The only way to defuse the insurgency over time, according to many of the experts I spoke with, is for Iraq’s government to strike a power-sharing deal with the Sunnis. And although Obama has proposed an international effort to facilitate such an accord, it’s increasingly clear that the United States has less leverage over the ruling Shiite religious parties than does Tehran.

Many of the Shiite exiles installed by the US invasion in 2003 lived for decades in Iran, where they built close ties to the religious establishment. The ruling Islamic Supreme Council of Iraq and its Badr Brigade militia were created by the Iranian Revolutionary Guard Corps and commanded by Iranians, and the council still receives much of its funding from Iran.
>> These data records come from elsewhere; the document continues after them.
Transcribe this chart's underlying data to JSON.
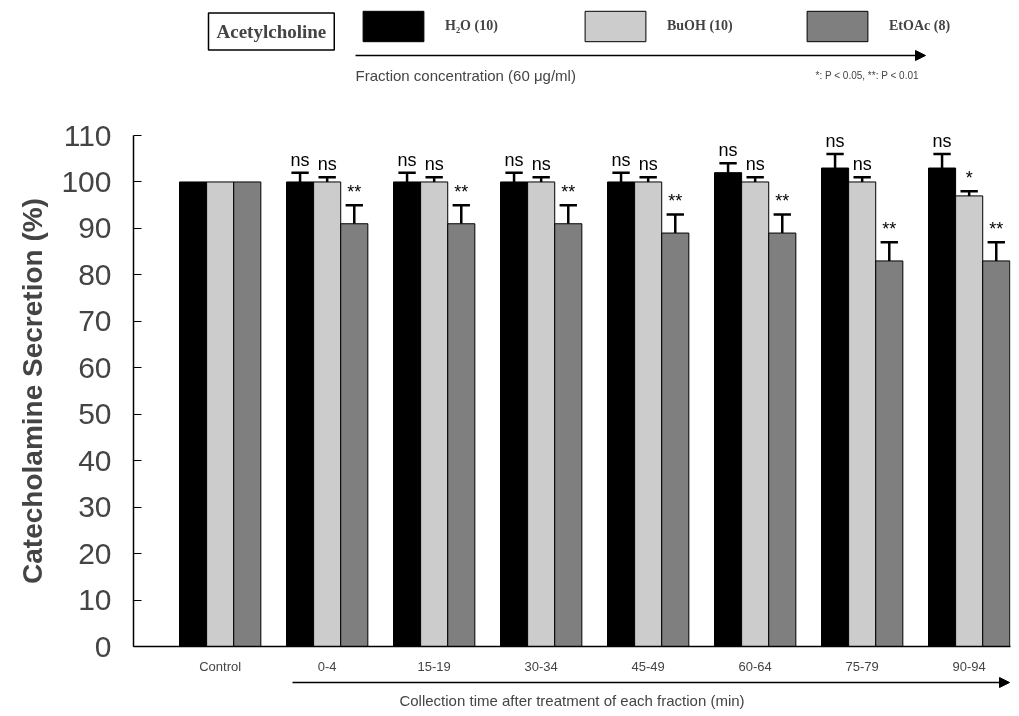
{
  "chart_data": {
    "type": "bar",
    "title": "Acetylcholine",
    "legend_title": "Fraction concentration (60 μg/ml)",
    "xlabel": "Collection time after treatment of each fraction (min)",
    "ylabel": "Catecholamine Secretion (%)",
    "categories": [
      "Control",
      "0-4",
      "15-19",
      "30-34",
      "45-49",
      "60-64",
      "75-79",
      "90-94"
    ],
    "series": [
      {
        "name": "H₂O (10)",
        "color": "#000000",
        "values": [
          100,
          100,
          100,
          100,
          100,
          102,
          103,
          103
        ],
        "errors": [
          null,
          2,
          2,
          2,
          2,
          2,
          3,
          3
        ],
        "value_labels": [
          null,
          "ns",
          "ns",
          "ns",
          "ns",
          "ns",
          "ns",
          "ns"
        ]
      },
      {
        "name": "BuOH (10)",
        "color": "#cccccc",
        "values": [
          100,
          100,
          100,
          100,
          100,
          100,
          100,
          97
        ],
        "errors": [
          null,
          1,
          1,
          1,
          1,
          1,
          1,
          1
        ],
        "value_labels": [
          null,
          "ns",
          "ns",
          "ns",
          "ns",
          "ns",
          "ns",
          "*"
        ]
      },
      {
        "name": "EtOAc (8)",
        "color": "#7f7f7f",
        "values": [
          100,
          91,
          91,
          91,
          89,
          89,
          83,
          83
        ],
        "errors": [
          null,
          4,
          4,
          4,
          4,
          4,
          4,
          4
        ],
        "value_labels": [
          null,
          "**",
          "**",
          "**",
          "**",
          "**",
          "**",
          "**"
        ]
      }
    ],
    "ylim": [
      0,
      110
    ],
    "yticks": [
      0,
      10,
      20,
      30,
      40,
      50,
      60,
      70,
      80,
      90,
      100,
      110
    ],
    "legend": "top",
    "annotations": [
      "*: P < 0.05, **: P < 0.01"
    ]
  }
}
Iran also has strong ties to Prime Minister Nouri al-Maliki, who lived in Tehran for part of his exile years, and to Moqtada al-Sadr, the rebel cleric whose 60,000-strong Mahdi Army is a potent force in Iraq’s civil strife. “When you tell the Americans about this, they don’t believe it,” Aiham Alsammarae, who served as Iraq’s minister of electricity from 2003 to 2005, told me. “They’ve created a monster.”

Iran also maintains a large network of covert agents and armed gangs inside Iraq. US military officials have started to uncover a paramilitary network called the Kata’ib Hezbollah, modeled on the Iranian-backed group in Lebanon, that they believe is getting support from Iran. Tehran, according to many sources, also supports death squads that have targeted former Baathists, military officers, and leaders of the Awakening movement. “If we were to attack Iran today,” says the ex-State Department official, who visits Iraq often, “we would lose thousands of people in Iraq. They could slit a thousand throats in one night.”
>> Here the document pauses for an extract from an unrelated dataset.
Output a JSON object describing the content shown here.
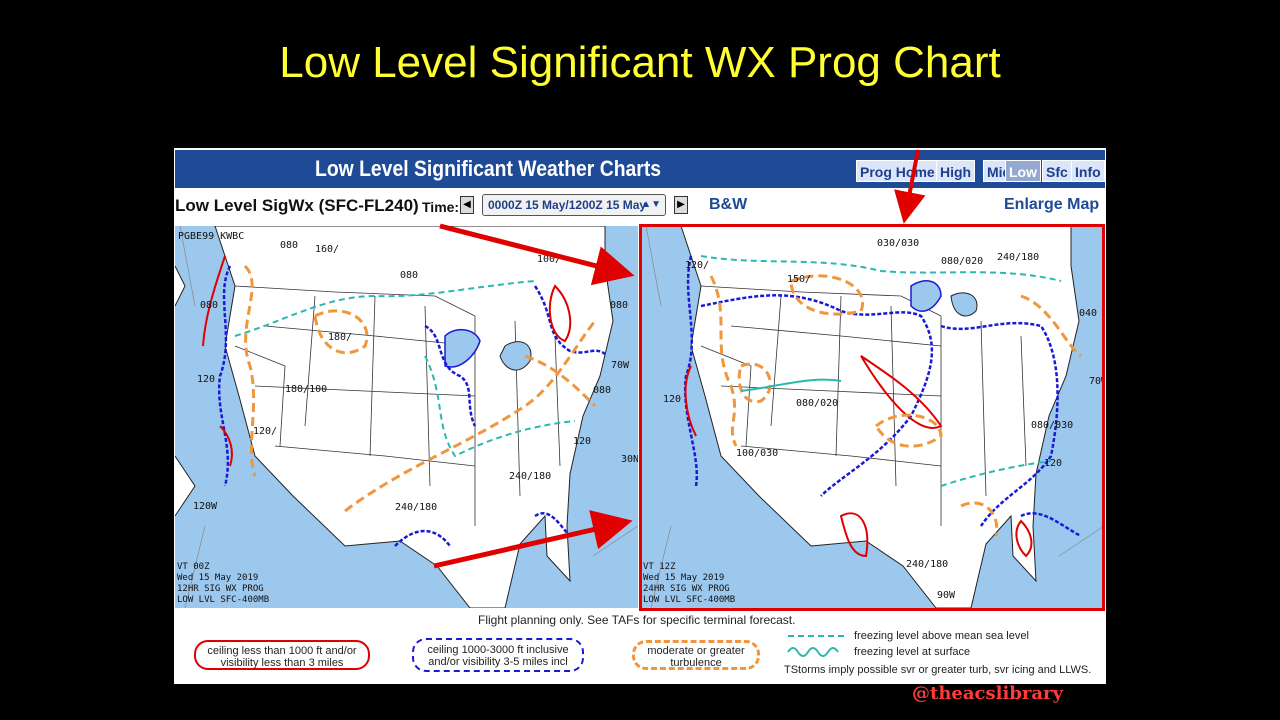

To deal with Iraq and Iran simultaneously, Obama will have to seek not one, but two grand bargains. Even in normal times, pulling off one would be exceedingly difficult. Doing two at once might be asking the impossible. Grand bargain No. 1 is the reordering of Iraq’s political system in a way that empowers forces that have so far been shut out of Iraq’s ruling coalition, including nationalist Sunnis, former Baathists, partisans of Sadr’s movement, and dissident Shiites unhappy with the Maliki regime. Such a deal would also have to blunt the Kurds’ expansionist aims and bring Sunnis, Shiites, and Kurds into a lasting accord—all of which would require Iran’s full support. Grand bargain No. 2 would be a comprehensive settlement of the US-Iran conflict, perhaps starting from a proposal Iranian officials reportedly made back in 2003: In exchange for a US promise to take regime change off the table and acknowledge Iran’s strategic interests in the region, they would end Iran’s support for terrorism, including Hamas and Hezbollah; work with the United States in Iraq and Afghanistan; and find a solution to the nuclear issue. The offer, which conservatives doubt was genuine, was dismissed out of hand by the administration. But Leverett and his wife, Hillary Mann Leverett (also a former nsc official), believe it could be the foundation of a comprehensive approach to Iran. “Too many people view Iran as incapable of calculating its own national interests,” says Mann Leverett.

To accomplish both of these grand bargains, Obama will need an enormous amount of international support, as well as consummate diplomatic skill and steely resolve. He’ll also need a near-improbable run of good luck. “The Iranians are sitting pretty,” concludes Joost Hiltermann, an Istanbul-based analyst with the International Crisis Group. “They have a lot of cards to play.”